Through an international collaboration, U of G researchers have combined biochemistry, electrical engineering and physics to create a biosensor with potential to revolutionize the way Lyme disease is detected.

The team at the G. Magnotta Research Lab led by Dr. Melanie Wills, are one step closer to a more efficient and specific test for Lyme disease, the tick-vectored bacterial infection and One Health concern.

A researcher in a white lab coat stands holding a sample to the camera with cupboards and lab equipment in the background.
The creation of the biosensor is a significant milestone in improving Lyme disease diagnostics.

“This is a major breakthrough,” says Dr. Vladimir Bamm, a Magnotta lab senior research associate, of the research published in ACS Sensors.

The biosensor translates the presence of a biomarker in a blood sample into an electrical signal, Wills explains.

The sensor can detect the presence of even the smallest amounts of a Lyme disease biomarker using an integrated circuit, a microchip, that translates its finding into the signal a computer can read.

Similar to the way people with diabetes use a glucometer, the device identifies a pathogen’s presence, making testing for Lyme disease something anyone could do at home with a simple blood sample.

Still a proof of principle, the team remains cautious but optimistic about how the device will make detecting and diagnosing Lyme more efficient and more specific.

“Ideally, every member of the Lyme community would have access to this, or every family physician would have one in their office,” Bamm says.

Biosensor more efficient, effective in detecting Lyme

The pathogen that causes Lyme disease is notoriously difficult to detect, and conventional testing methods are inadequate.

“The biosensor is a much more effective and much more specific way of detecting pieces of the pathogen,” Wills says. “No tests in Canada actually look for the pathogen, they look for the immune response.”

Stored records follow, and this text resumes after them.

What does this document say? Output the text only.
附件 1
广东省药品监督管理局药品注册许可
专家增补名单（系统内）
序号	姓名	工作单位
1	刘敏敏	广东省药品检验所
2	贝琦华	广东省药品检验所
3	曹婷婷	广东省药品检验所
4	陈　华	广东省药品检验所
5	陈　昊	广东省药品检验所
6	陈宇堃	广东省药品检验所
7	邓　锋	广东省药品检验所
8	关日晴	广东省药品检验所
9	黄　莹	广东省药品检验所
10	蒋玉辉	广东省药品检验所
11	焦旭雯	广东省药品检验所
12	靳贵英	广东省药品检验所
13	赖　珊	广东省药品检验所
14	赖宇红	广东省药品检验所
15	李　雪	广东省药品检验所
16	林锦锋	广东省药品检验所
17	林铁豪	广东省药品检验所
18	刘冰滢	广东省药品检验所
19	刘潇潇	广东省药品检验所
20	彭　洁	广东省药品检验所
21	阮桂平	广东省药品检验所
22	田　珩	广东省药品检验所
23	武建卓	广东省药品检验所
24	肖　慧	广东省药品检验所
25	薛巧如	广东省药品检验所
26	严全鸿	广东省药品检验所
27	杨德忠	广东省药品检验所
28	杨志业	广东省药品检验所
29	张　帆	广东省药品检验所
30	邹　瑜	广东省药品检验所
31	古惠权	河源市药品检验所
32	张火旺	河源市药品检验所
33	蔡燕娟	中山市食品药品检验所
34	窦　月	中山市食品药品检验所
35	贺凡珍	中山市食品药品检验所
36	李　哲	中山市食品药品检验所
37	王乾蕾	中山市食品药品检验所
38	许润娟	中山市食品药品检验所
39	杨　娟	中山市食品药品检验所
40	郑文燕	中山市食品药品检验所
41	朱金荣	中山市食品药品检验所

The two-tier testing approach that is currently used in Canada is not sensitive enough in the early period of infection, when a definitive diagnosis would enable prompt treatment and prevent the pathogen from spreading in the body. The test also isn’t helpful for monitoring treatment outcomes. In addition, it can be inefficient and labour intensive to perform.

Human cases of Lyme continue to rise globally.

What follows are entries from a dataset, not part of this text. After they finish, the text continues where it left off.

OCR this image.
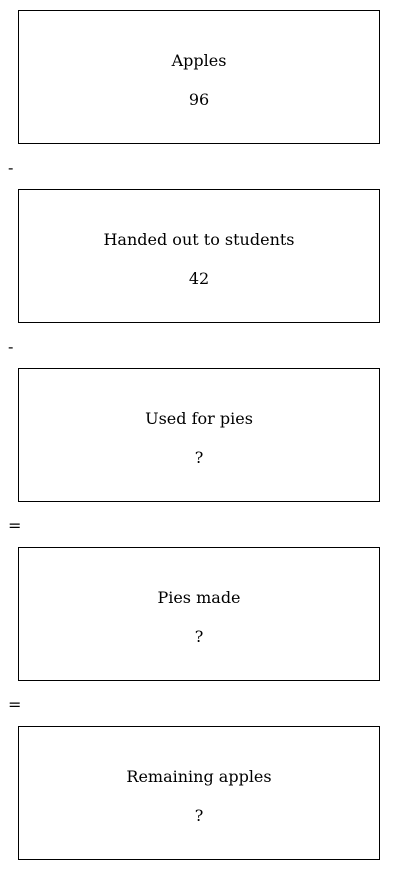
Apples
96
-
Handed out to students
42
-
Used for pies
?
=
Pies made
?
=
Remaining apples
?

In Canada, the number of people who contract Lyme disease rises approximately 20% each year. Most cases are reported in Nova Scotia, Ontario and Quebec. However, the actual number of infections is believed to be higher than data reflects, and a warming planet means climate change is increasing tick populations and expanding their geographic locations.

International collab bridges engineering, biochemistry, physics

The team at the Magnotta lab has pursued a range of processes to solve the problem of Lyme disease diagnosis. Some are more practical, following prior conventions and requiring blood samples to be separated, while some are more innovative.

A man in a white lab coat stands holding equipment at a black counter stocked with various laboratory supplies of all colours.
The future vision, Dr. Vladimir Bamm says, is that people will be able to test for Lyme disease at home.

“For us, it is important to use all components of blood,” Bamm says, eliminating the risk of disposing blood that could have the identifiable pathogen.

Currently, the biosensor is a lab prototype. To come to market, it would have to undergo clinical testing and then be miniaturized, mass produced and productized to be viable. “We have the engine,” Wills says. “Now we need to build the car.”

In collaborating with Dr. Gil Shalev, head of the Lab for Emerging Device Technologies at Ben Gurion University of the Negev in Israel, the team learned that because of engineering principles, the idea is feasible.

“This was a very effective collaborative effort in multiple fields of science,” Bamm points out. “Here we’ve merged electrical engineering, biochemistry, biophysics, physics, material science, microbiology and medical sciences including hematology.”


The G. Magnotta Research Lab is supported by the G. Magnotta Foundation, Canada’s only non-profit organization focused on learning more about Lyme disease through scientific investigation.